My top 5 tips for setting up Terraform

Puzzle pieces coming together to form a computer screen

Image by:

Opensource.com

Working with Terraform for over five years has taught me some key lessons. Five practices have been critical to having a logical and usable Terraform setup regardless of the size of the team or the nature of the project.

1. Know your target audience.

This one might seem obvious, but I've seen it go wrong several times. When organizing Terraform code, either standardizing the directory structure or defining naming conventions, it's vital to consider the intended audience. Will your team be using these Terraform scripts and modules? Are you handing the work over to another team? Will new people be joining your team sooner or later? Are you working on this project solo? Will you be using this setup in six months or a year, or will it be assigned to someone else?

Questions like these affect several decisions. Ideally, you should have Remote State and State Locking in place regardless of the team size now or in the future. Remote State will ensure your laptop is not the only place your Terraform works, and State Locking will ensure that only one person at a time is changing the infrastructure.

The naming convention should make sense to the eventual owners of the project, not just the team that is writing the code. If the project is for another team, make sure they have a say in the naming convention. If non-technical stakeholders or internal security/GCR teams review the code, make sure they check the naming convention. In addition to resource names, you should leverage resource tags to highlight any data classification/privacy requirements (high, medium, low) for more careful examination by reviewers.

2. Reuse. Reuse. Reuse.

The Terraform Registry provides a library of ready-to-use modules for the most common use-cases. I've written about the extensive parameterization available in the VPC module and security groups. Simply calling modules with different parameters is enough to handle most, if not all, potential use cases. Reuse these shared modules as much as possible to avoid endless typing, testing, checking, fixing, and refactoring.

I've also found that separating modules and resources based on the frequency of use or change is beneficial. For example, infrastructure scaffolding used only once belongs together, such as setting up the VPC, security groups, routing tables, VPC endpoints, and so on. But things like private hosted zone entries, autoscaling groups, target groups, load balancers, etc., might change with every deployment, so separating these from the one-time scaffolding will make code reviews easier and debugging faster.

3. Be explicit rather than implicit.

There are common patterns to Terraform code that I have seen lead to incorrect assumptions baked into the design.

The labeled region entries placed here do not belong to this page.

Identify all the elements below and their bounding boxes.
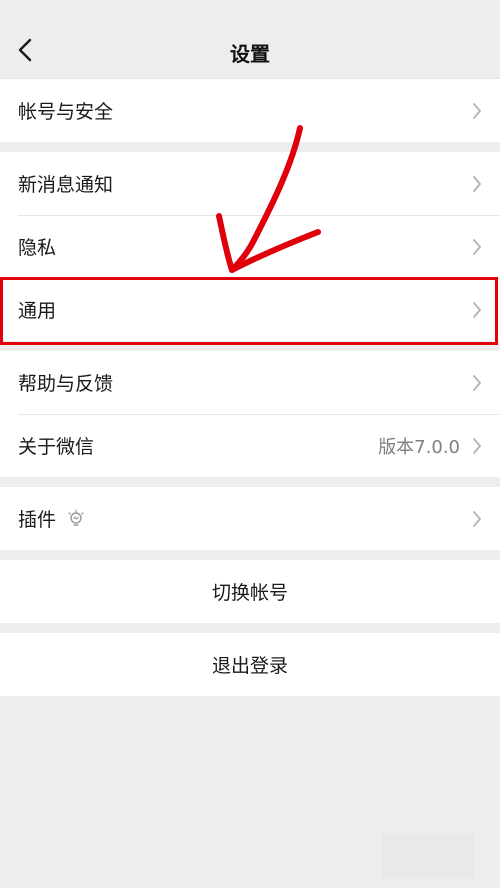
chevron-right-icon — [473, 175, 481, 192]
group-switch-account: 切换帐号 — [0, 560, 500, 623]
menu-item-label: 帮助与反馈 — [18, 373, 114, 395]
logout-label: 退出登录 — [211, 655, 288, 677]
menu-item-privacy[interactable]: 隐私 — [0, 215, 500, 278]
group-logout: 退出登录 — [0, 633, 500, 696]
navigation-bar: 设置 — [0, 0, 500, 79]
menu-item-new-message-notification[interactable]: 新消息通知 — [0, 152, 500, 215]
group-plugins: 插件 — [0, 487, 500, 550]
switch-account-button[interactable]: 切换帐号 — [0, 560, 500, 623]
chevron-right-icon — [473, 437, 481, 454]
menu-item-general[interactable]: 通用 — [0, 278, 500, 341]
menu-item-label: 隐私 — [18, 237, 57, 259]
menu-item-help-feedback[interactable]: 帮助与反馈 — [0, 351, 500, 414]
menu-item-label: 插件 — [18, 509, 57, 531]
group-help: 帮助与反馈 关于微信 版本7.0.0 — [0, 351, 500, 477]
blurred-watermark — [382, 834, 474, 878]
menu-item-label: 关于微信 — [18, 436, 95, 458]
chevron-right-icon — [473, 510, 481, 527]
page-title: 设置 — [230, 42, 270, 66]
group-account: 帐号与安全 — [0, 79, 500, 142]
group-notifications: 新消息通知 隐私 通用 — [0, 152, 500, 341]
logout-button[interactable]: 退出登录 — [0, 633, 500, 696]
chevron-right-icon — [473, 238, 481, 255]
menu-item-plugins[interactable]: 插件 — [0, 487, 500, 550]
version-value: 版本7.0.0 — [378, 436, 460, 458]
bulb-icon — [68, 508, 84, 526]
chevron-right-icon — [473, 301, 481, 318]
menu-item-label: 帐号与安全 — [18, 101, 114, 123]
menu-item-about-wechat[interactable]: 关于微信 版本7.0.0 — [0, 414, 500, 477]
menu-item-account-security[interactable]: 帐号与安全 — [0, 79, 500, 142]
menu-item-label: 新消息通知 — [18, 174, 114, 196]
chevron-right-icon — [473, 374, 481, 391]
switch-account-label: 切换帐号 — [211, 582, 288, 604]
chevron-right-icon — [473, 102, 481, 119]
menu-item-label: 通用 — [18, 300, 57, 322]
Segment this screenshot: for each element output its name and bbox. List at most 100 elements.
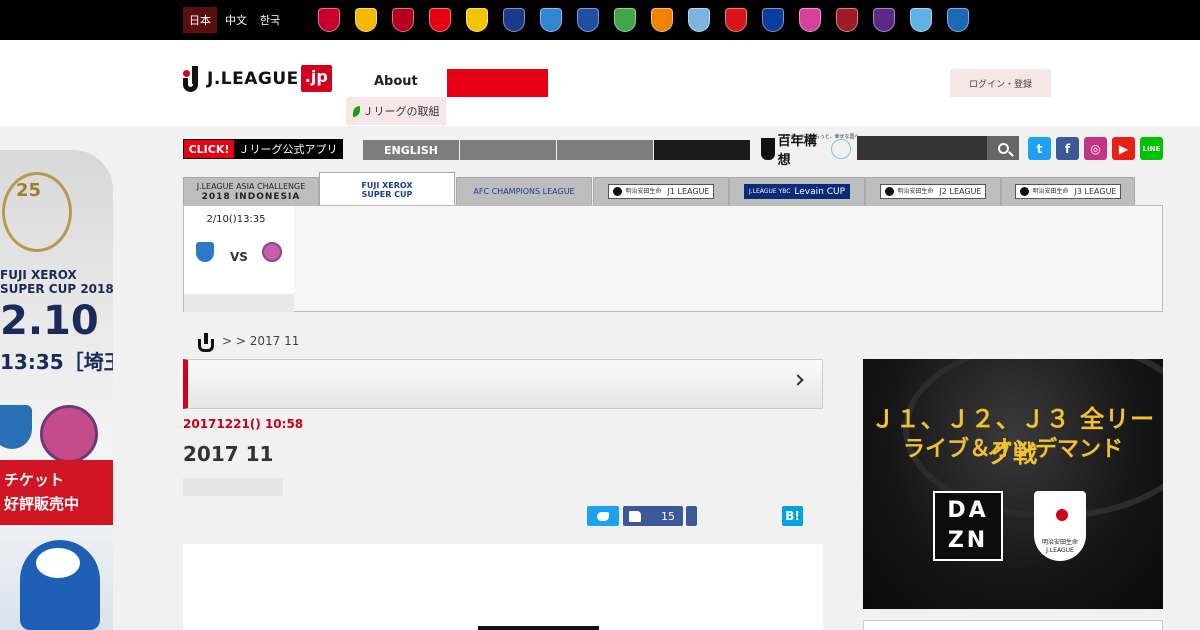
tab-line2: J1 LEAGUE (667, 186, 710, 196)
jleague-emblem-dot (1056, 509, 1068, 521)
match-vs: VS (230, 250, 248, 264)
embedded-media[interactable] (478, 626, 599, 630)
competition-tab-2[interactable]: AFC CHAMPIONS LEAGUE (456, 177, 592, 206)
instagram-icon[interactable]: ◎ (1084, 137, 1107, 160)
utility-button-2[interactable] (460, 140, 556, 160)
kashiwa-reysol-icon[interactable] (466, 8, 488, 32)
home-team-crest-icon (196, 242, 214, 262)
facebook-icon[interactable]: f (1056, 137, 1079, 160)
kawasaki-crest-icon (0, 405, 32, 449)
thumbs-up-icon (629, 510, 641, 522)
vegalta-sendai-icon[interactable] (355, 8, 377, 32)
breadcrumb-path: > > 2017 11 (222, 334, 300, 348)
competition-tab-1[interactable]: FUJI XEROX SUPER CUP (319, 172, 455, 206)
gamba-osaka-icon[interactable] (762, 8, 784, 32)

Teams can assume that the Terraform version used to write the code today will never change, or the external modules won't change, or the providers they are using won't change. These lead to invisible issues a few weeks down the road when these external dependencies inevitably get updated.

Ensure you explicitly define versions everywhere possible: In the main Terraform block, in the provider block, in the module block, etc. Defining versions ensures that your dependent libraries stay frozen so that you can explicitly update dependencies when required after thorough discussions, reviews, and testing.

4. Automate everywhere. Your laptop. Your shared VM. Your CI/CD.

Leveraging automation at every stage of the deployment process can avoid future problems before they even arise.

Use Git pre-commit hooks to run terraform fmt and terraform validate before you commit your code. Pre-commit hooks ensure that code is, at a bare minimum, adequately formatted and syntactically correct. Check-in this pre-commit file to the repo, and everyone on your team can benefit from the same automation. This small but vital quality control at the first step of the process can achieve substantial time savings as your project progresses.

All modern deployment tools have CI processes. You can use these to run SAST and unit testing tools when pushing your code to origin. I've written on my blog about how Checkov can test Terraform code for security and compliance and create custom checks for organization-specific conventions. Add these unit testing tools to your CI pipeline to improve code quality and robustness.

5. Have an awesome README.md.

We all like to think that Terraform code is self-documenting. Sure it is, but only if your future team already knows your company's naming conventions and guidelines and secret handshakes and inside jokes and whatever else your repo contains besides valid Terraform code. Getting into the habit of having a good README.md can be a huge time saver, and it keeps your team honest by holding them accountable for everything explicitly committed to in the README.

At a minimum, your README should contain the steps to initialize the right Terraform environment on your workstations (Linux, Windows, Mac, and so on), including the Terraform version to install. It should specify the required dependencies (Checkov, TerraGrunt, and others) with versions and any handy Linux aliases your team uses (some people like to define tff as a short-hand for terraform fmt). Most importantly, the branching and PR review strategy and process, naming conventions, and resource tagging standards should be specified.

The README should pass a simple test: if a new member joins your team tomorrow, is the README enough to teach them what to do and how to do it correctly? If not, you may find yourself hosting never-ending standards and process meetings repeatedly for the next few months.